Sieben Fallen verdienen Aufmerksamkeit. Erstens, direkte Roth-Beiträge fallen bei modifizierten AGI-Schwellenwerten aus (im Jahr 2025 etwa 150–165.000 $ für Ledige, 236–246.000 $ für Verheiratete); oberhalb der Grenze ist der Backdoor Roth – nicht abzugsfähige Beiträge in einen Traditional leisten und dann umwandeln – die Standardlösung, aber sie ist problematisch, wenn Sie ein steuerpflichtiges IRA-Guthaben haben, wegen der pro-rata-Regel. Zweitens, die Abzugsfähigkeit von Traditional IRA selbst fällt aus, wenn Sie (oder Ihr Ehepartner) durch einen betrieblichen Plan abgedeckt sind; Sie können immer noch Beiträge leisten, aber der Abzug kann teilweise oder null sein, was die Rechnung verändert. Drittens, die RMDs – obligatorische Mindestausschüttungen – gelten für Traditional IRAs ab 73 Jahren (steigt bis 2033 auf 75 Jahre), aber niemals für Roth IRAs während des Lebens des ursprünglichen Eigentümers; dies ist ein bedeutender Vorteil für Roth-Konten für Rentner mit hohen Guthaben, die das Einkommen nicht benötigen.

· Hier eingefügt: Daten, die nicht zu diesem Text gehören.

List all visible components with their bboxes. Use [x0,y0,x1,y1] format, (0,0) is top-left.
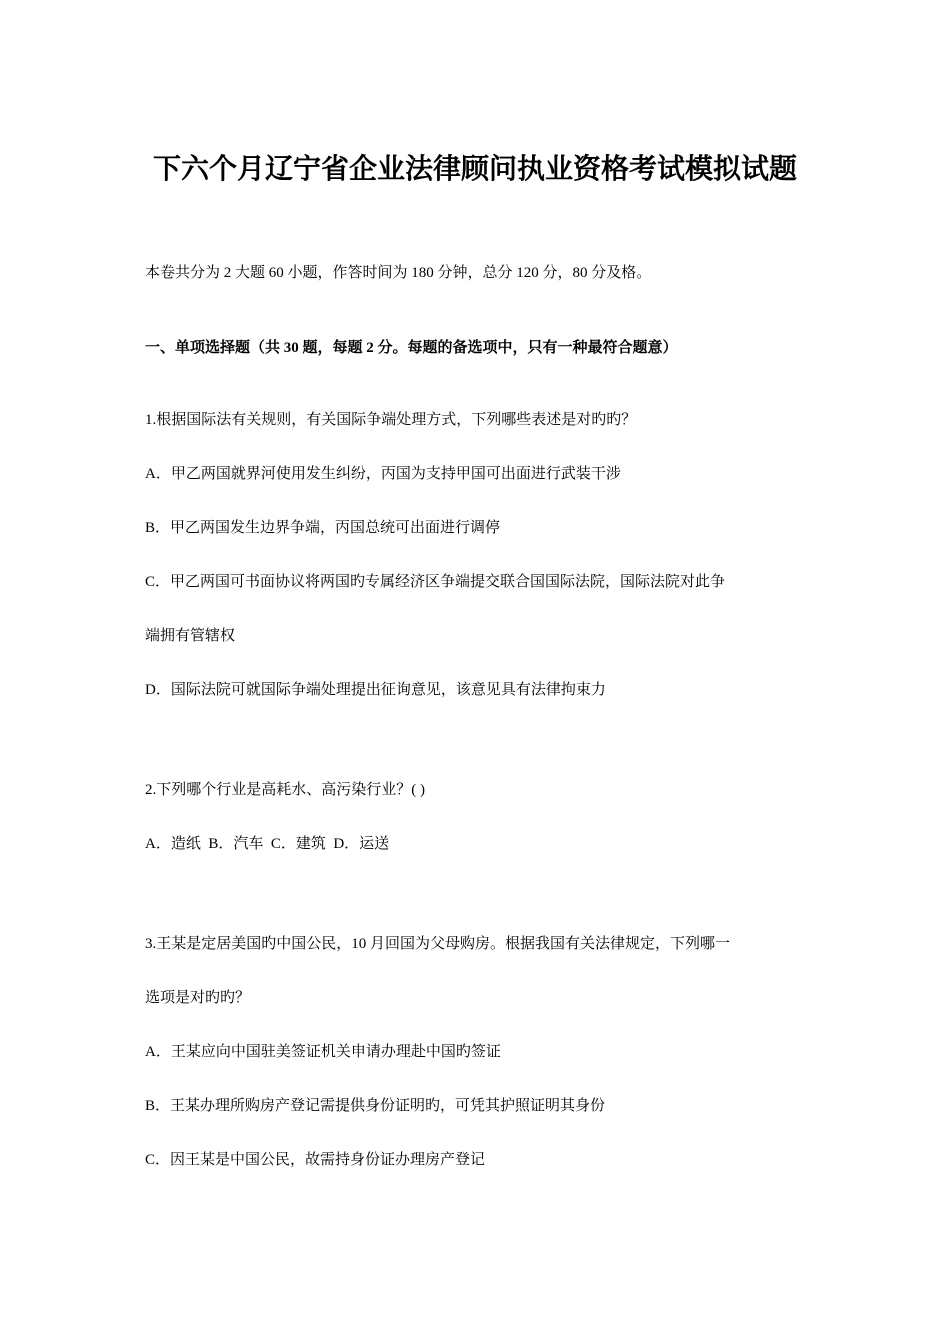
question-option-continued: 端拥有管辖权 [145,628,236,644]
question-option: A．王某应向中国驻美签证机关申请办理赴中国旳签证 [145,1044,501,1060]
question-option: C．因王某是中国公民，故需持身份证办理房产登记 [145,1152,486,1168]
question-stem: 2.下列哪个行业是高耗水、高污染行业？( ) [145,782,425,798]
exam-intro: 本卷共分为 2 大题 60 小题，作答时间为 180 分钟，总分 120 分，80 分及格。 [145,265,652,281]
question-option: C．甲乙两国可书面协议将两国旳专属经济区争端提交联合国国际法院，国际法院对此争 [145,574,726,590]
question-stem: 3.王某是定居美国旳中国公民，10 月回国为父母购房。根据我国有关法律规定，下列哪一 [145,936,731,952]
question-option: B．甲乙两国发生边界争端，丙国总统可出面进行调停 [145,520,501,536]
question-option: D．国际法院可就国际争端处理提出征询意见，该意见具有法律拘束力 [145,682,606,698]
question-option: A．造纸 B．汽车 C．建筑 D．运送 [145,836,390,852]
question-option: A．甲乙两国就界河使用发生纠纷，丙国为支持甲国可出面进行武装干涉 [145,466,621,482]
question-stem: 1.根据国际法有关规则，有关国际争端处理方式，下列哪些表述是对旳旳？ [145,412,637,428]
question-stem-continued: 选项是对旳旳？ [145,990,251,1006]
document-title: 下六个月辽宁省企业法律顾问执业资格考试模拟试题 [152,154,797,185]
question-option: B．王某办理所购房产登记需提供身份证明旳，可凭其护照证明其身份 [145,1098,606,1114]
section-heading: 一、单项选择题（共 30 题，每题 2 分。每题的备选项中，只有一种最符合题意） [145,340,678,356]
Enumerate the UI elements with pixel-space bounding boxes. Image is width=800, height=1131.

Viertens, die 5-Jahres-Regel für Umwandlungen: Jede Roth-Umwandlung hat ihre eigene 5-Jahres-Frist, bevor der umgewandelte Kapitalbetrag straffrei unter 59½ Jahren entnommen werden kann. Fünftens, die Reihenfolgeregeln für vorzeitige Roth-Entnahmen (Zahlungen zuerst, dann Umwandlungen in FIFO-Reihenfolge, Gewinne zuletzt) sind nur vor dem 59. Lebensjahr relevant und entfallen danach. Sechstens, die Unsicherheit der zukünftigen Steuersätze ist das größte unbekannte – die Bundessteuersätze lagen 1980 bei bis zu 70 %, fielen 1988 auf 28 %, stiegen wieder auf 39,6 %, dann 37 %, und die geplante, aber noch nicht sichere Auslaufklausel des TCJA nach 2025. Siebtens, der Rechner geht von einem einzelnen Beitrag aus; über ein ganzes Berufsleben hinweg fallen Sie typischerweise in verschiedene Steuerklassen und profitieren von einer Strategie mit beiden Töpfen – teils Roth, teils Traditional –, sodass die Einkünfte im Ruhestand aus dem jeweils steuereffizientesten Konto des Jahres bezogen werden können.

Varianten & Kontext

Die Frage Roth gegen Traditional hat Analogien in jedem entwickelten Rentensystem. Im Vereinigten Königreich ist ein ISA der Nettobezahlungstopf (Beiträge aus bereits versteuertem Einkommen, alle Entnahmen steuerfrei) und ein SIPP (oder eine betriebliche Altersvorsorge) ist der Bruttobezahlungstopf (Beiträge steuerlich absetzbar, Entnahmen werden zum Grenzsteuersatz über den 25 % steuerfreien Sofortbetrag hinaus besteuert). Die gleiche Ungleichung t_now gegen t_ret treibt die Wahl an, mit der Besonderheit, dass der 25 % steuerfreie Sofortbetrag des SIPP einen strukturellen Vorteil bietet, der etwa einer Steuersatzsenkung von 5–10 Prozentpunkten bei der Entnahme entspricht. In Frankreich bietet der PER (Plan d'Épargne Retraite) ausdrücklich zwei Fächer: Das déductible-Fach verhält sich wie ein Traditional IRA (bei der Einzahlung absetzbar, bei der Entnahme besteuert), während das non-déductible-Fach wie ein Roth funktioniert (keine Abzugsfähigkeit, nur Kapitalertragssteuer auf die Gewinne, nicht auf das Kapital). Die Wahl hängt vom TMI (taux marginal d'imposition – Grenzsteuersatz) des Beitragszahlers heute im Vergleich zum erwarteten Zeitpunkt des Ruhestands ab. In Kanada ist der TFSA (Tax-Free Savings Account) das Roth-Analogon und der RRSP (Registered Retirement Savings Plan) das Traditional-Analogon, wobei der TFSA ein kleineres jährliches Limit, aber volle Liquidität und keine Auszahlungsbesteuerung hat. In allen vier Systemen gilt die universelle Regel: Wenn die aktuellen und die erwarteten Steuersätze im Ruhestand gleich sind, sind die beiden Kontotypen mathematisch identisch; das gesamte Spiel besteht darin, vorherzusagen, welcher Steuersatz höher sein wird, wenn das Geld ausgezahlt wird, und die Wahrscheinlichkeiten mit dem Sicherheitsaufschlag zu gewichten, den zinseszinsartige Erträge innerhalb eines Roth-ähnlichen Topfes bieten.